Back to base … beside which is the Willow Field containing a grass Labyrinth (not to be confused with a maze). This I was invited to walk under Lance’s gentle direction – being especially encouraged to enter it with a specific question – and as it happened, one sprang quickly to mind. I must confess, however, that I had no expectations whatsoever on setting out on this journey. Indeed, during the early stages I experienced deeply cynical thoughts – viz. “How silly for a 62-year old to be walking round a grass path on a cold January afternoon in the middle of nowhere” and again, “This seems oh, so meaningless”. Chillingly that developed further into: “I wonder if that’s what my life amounts to … meaningless-ness !”

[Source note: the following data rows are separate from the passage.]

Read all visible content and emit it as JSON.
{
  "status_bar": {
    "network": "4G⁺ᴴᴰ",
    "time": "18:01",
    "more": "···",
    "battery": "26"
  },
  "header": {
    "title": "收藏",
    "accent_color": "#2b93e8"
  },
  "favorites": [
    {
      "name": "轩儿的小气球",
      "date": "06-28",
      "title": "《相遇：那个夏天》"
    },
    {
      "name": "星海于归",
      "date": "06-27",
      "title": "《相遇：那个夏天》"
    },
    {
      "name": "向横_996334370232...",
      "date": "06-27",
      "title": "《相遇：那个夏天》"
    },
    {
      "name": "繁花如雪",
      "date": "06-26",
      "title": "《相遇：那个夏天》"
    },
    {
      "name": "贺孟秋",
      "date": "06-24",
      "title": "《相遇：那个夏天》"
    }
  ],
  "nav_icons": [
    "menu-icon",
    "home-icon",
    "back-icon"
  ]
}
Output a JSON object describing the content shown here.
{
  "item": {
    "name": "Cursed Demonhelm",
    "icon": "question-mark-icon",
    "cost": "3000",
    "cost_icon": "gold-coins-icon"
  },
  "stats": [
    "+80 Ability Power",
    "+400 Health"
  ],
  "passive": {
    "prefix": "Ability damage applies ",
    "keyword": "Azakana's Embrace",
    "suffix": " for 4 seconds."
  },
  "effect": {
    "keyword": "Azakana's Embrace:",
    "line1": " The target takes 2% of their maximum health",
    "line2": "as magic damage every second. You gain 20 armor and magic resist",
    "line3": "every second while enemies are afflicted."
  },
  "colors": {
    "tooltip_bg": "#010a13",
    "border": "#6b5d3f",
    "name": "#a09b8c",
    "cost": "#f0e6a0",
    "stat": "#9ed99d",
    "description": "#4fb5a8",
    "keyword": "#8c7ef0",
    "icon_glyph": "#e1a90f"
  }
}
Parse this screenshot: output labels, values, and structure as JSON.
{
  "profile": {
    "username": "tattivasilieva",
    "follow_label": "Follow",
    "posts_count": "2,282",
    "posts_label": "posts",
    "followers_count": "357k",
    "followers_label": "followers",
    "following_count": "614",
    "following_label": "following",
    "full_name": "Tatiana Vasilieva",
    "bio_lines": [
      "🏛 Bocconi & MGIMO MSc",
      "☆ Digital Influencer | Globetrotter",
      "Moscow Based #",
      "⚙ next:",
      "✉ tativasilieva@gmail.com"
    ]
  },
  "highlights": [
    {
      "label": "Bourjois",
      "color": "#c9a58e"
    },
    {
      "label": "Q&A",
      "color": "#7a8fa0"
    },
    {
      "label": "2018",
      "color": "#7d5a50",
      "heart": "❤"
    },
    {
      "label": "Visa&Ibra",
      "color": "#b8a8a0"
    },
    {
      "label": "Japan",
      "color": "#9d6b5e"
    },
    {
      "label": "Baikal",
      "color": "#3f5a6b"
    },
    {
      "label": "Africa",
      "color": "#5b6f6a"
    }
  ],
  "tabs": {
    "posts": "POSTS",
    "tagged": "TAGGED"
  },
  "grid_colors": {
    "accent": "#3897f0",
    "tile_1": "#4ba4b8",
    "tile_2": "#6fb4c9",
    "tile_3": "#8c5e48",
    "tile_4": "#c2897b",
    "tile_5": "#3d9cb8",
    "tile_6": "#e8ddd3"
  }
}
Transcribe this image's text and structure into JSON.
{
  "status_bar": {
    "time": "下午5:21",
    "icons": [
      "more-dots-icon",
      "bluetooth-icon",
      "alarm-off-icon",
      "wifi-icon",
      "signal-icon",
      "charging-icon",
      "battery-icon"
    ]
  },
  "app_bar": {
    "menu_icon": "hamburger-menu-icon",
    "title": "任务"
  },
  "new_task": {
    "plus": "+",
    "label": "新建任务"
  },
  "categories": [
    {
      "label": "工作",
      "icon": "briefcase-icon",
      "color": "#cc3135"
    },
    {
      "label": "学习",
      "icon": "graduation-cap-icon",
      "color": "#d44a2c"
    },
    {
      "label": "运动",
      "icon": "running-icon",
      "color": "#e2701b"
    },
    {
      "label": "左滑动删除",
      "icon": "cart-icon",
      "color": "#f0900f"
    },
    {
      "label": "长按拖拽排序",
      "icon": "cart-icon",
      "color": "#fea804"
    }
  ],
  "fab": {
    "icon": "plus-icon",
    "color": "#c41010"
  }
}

Thankfully the ‘mood’ changed dramatically on reaching the centre, where I was immediately transfixed, as it were. With mind stilled but alert, with heart becalmed but open, thoughts downloaded thick and fast – thoughts of God as the centre of life – of God being my centre – there at the core of my being. (Remarkably, this flow included a distinct ‘answer’ to the question I’d taken into the Labyrinth, too). In those moments I found myself offloading much mental baggage, and freshly embracing God, His Will, and the Cross – the biblical idea of ‘dying to self’. There came with this a deepening sense of renewing grace. You may understand that I didn’t want to leave that place in a hurry – but eventually tore myself away and returned,  with lighter heart, fleet of foot, to the end of the path. Lance had indicated that the Labyrinth represents a journey from God, to God – with Him at the centre. Finding this to be so after such initial disbelief only serves to magnify the divine mercy and mystery.

Photo: Sue Blake walks the Labyrinth (taken from the Fenland Hermitage website)

A long period of solitary reflection followed this experience, continued into a relatively sleepless night, where I laid for hours dwelling on what had occurred, allowing it to wash over me and considering the implications. God – my centre – awesome, liberating – flooding me with a new sense of the Father’s love, acceptance and peace, (like being born-again again) which no human words can adequately express – but as we say up North: “it’s better felt than telt”

One of the Hermitage’s prayer leaflets states: “Prayer is like watching for the Kingfisher: All you can do is be where he is likely to appear, and wait. Often nothing much happens. There is space, silence and expectancy, no visible sign – only the knowledge that he’s been there and may come again. Seeing or not seeing does not matter – you have been prepared. But sometimes when you’ve almost stopped expecting it, a flash of brightness gives encouragement”


Methinks, I caught a ‘fleeting’ glimpse of the Kingfisher

So, thank you Lance & Sue – for sharing your home, your love, your selves so readily, and so freely, with one who was previously a stranger, but who now has two hermits among his friends.